Multiple Sklerose - MS Therapien
Aktuelle & neue Wege in der Multiple Sklerose Therapie:
Schubtherapie:
- Kortison
- Plasmapherese
Die Behandlung zielt auf die Verringerung der Intensität und Dauer des aktuellen Schubes. Ob sie darüber hinaus einen Einfluss auf den weiteren Verlauf der Erkrankung hat, ist ungeklärt. Heutzutage werden in erster Linie künstlich hergestellte Kortisonpräparate für 3 bis 5 Tage intravenös eingesetzt.
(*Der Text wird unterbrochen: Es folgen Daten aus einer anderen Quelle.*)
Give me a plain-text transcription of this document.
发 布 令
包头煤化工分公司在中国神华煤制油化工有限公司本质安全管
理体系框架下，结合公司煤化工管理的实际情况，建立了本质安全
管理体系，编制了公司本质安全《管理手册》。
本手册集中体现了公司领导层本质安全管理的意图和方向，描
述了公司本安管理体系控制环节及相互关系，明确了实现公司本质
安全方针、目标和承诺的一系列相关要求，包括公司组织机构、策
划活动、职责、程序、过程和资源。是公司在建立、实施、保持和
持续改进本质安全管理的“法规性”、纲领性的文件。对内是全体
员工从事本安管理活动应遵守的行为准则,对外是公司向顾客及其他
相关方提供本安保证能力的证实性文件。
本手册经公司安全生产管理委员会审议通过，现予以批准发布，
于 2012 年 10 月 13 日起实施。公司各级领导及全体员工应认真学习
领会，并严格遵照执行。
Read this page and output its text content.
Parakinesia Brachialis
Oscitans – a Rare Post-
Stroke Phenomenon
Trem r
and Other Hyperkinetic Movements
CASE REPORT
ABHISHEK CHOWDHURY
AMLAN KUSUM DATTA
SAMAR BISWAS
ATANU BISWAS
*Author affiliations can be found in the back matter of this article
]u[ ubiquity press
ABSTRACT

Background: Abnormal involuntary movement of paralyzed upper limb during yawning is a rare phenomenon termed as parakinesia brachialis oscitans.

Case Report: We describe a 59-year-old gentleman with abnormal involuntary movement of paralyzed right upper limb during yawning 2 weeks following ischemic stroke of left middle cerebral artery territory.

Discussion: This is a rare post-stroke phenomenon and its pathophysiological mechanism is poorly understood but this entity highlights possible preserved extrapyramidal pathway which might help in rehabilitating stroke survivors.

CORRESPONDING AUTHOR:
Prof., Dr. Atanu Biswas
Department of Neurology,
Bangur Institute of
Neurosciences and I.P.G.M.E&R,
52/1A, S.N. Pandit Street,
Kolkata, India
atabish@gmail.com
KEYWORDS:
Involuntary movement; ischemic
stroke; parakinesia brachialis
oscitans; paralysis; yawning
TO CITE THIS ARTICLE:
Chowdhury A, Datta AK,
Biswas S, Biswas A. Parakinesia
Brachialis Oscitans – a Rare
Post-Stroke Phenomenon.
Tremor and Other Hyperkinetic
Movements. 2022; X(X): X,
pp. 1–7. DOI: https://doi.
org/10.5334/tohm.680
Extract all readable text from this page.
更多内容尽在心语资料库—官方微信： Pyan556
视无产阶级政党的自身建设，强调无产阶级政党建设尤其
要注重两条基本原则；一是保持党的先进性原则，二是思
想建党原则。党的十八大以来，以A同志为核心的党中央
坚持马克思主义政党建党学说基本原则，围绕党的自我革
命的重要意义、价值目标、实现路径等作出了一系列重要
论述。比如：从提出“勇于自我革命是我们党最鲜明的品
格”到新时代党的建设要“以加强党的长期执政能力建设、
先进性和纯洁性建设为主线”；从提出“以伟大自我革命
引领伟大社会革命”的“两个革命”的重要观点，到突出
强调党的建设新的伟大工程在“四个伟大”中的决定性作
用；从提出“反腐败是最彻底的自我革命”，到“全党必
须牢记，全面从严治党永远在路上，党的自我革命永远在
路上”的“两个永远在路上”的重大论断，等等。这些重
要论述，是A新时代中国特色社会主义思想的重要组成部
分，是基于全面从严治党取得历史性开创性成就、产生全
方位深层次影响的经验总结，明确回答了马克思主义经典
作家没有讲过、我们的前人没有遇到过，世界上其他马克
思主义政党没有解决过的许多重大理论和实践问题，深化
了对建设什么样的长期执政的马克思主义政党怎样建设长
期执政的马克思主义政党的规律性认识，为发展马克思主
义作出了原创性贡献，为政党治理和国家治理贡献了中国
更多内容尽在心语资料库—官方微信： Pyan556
Sollte die Kortisontherapie in Ausnahmefällen zu keiner Linderung der Symptomatik führen oder sich der Schub besonders gravierend darstellen, kann - nach einer evtl. zweiten Kortisontherapie - zur Beendigung des Schubes eine Plasmapherese erwogen werden. Dabei werden dem Körper durch Abfilterung die für die Entzündung verantwortlichen Immunzellen entzogen und durch eine Ersatzlösung ausgetauscht. Diese Behandlung ist allerdings mit einem erhöhten Risiko von Infektionen und Gerinnungsstörungen verbunden.
Langzeittherapie:
- Immunmodulatoren
- Intrathekale TCA-Therapie
Während die Kortisontherapie nur kurzfristig gegen die Beschwerden des akuten Schubes zum Einsatz kommt, lässt sich der langfristige Verlauf der Multiplen Sklerose nur durch eine Langzeittherapie günstig beeinflussen. Hierfür stehen zahlreiche Medikamente zur Verfügung, die gemeinsam haben, dass sie -auf unterschiedliche Weise - die Aktivität des Immunsystems herabsetzen. Damit sollen die Entzündungsreaktionen im zentralen Nervensystem (ZNS) vermindert werden. Bei der schubförmigen MS ist das Vorgehen inzwischen recht gut in Studien untersucht worden, bei der Langzeitbehandlung der chronisch-progredienten Verlaufsformen (primär und sekundär) hingegen herrschen noch größere Unklarheiten.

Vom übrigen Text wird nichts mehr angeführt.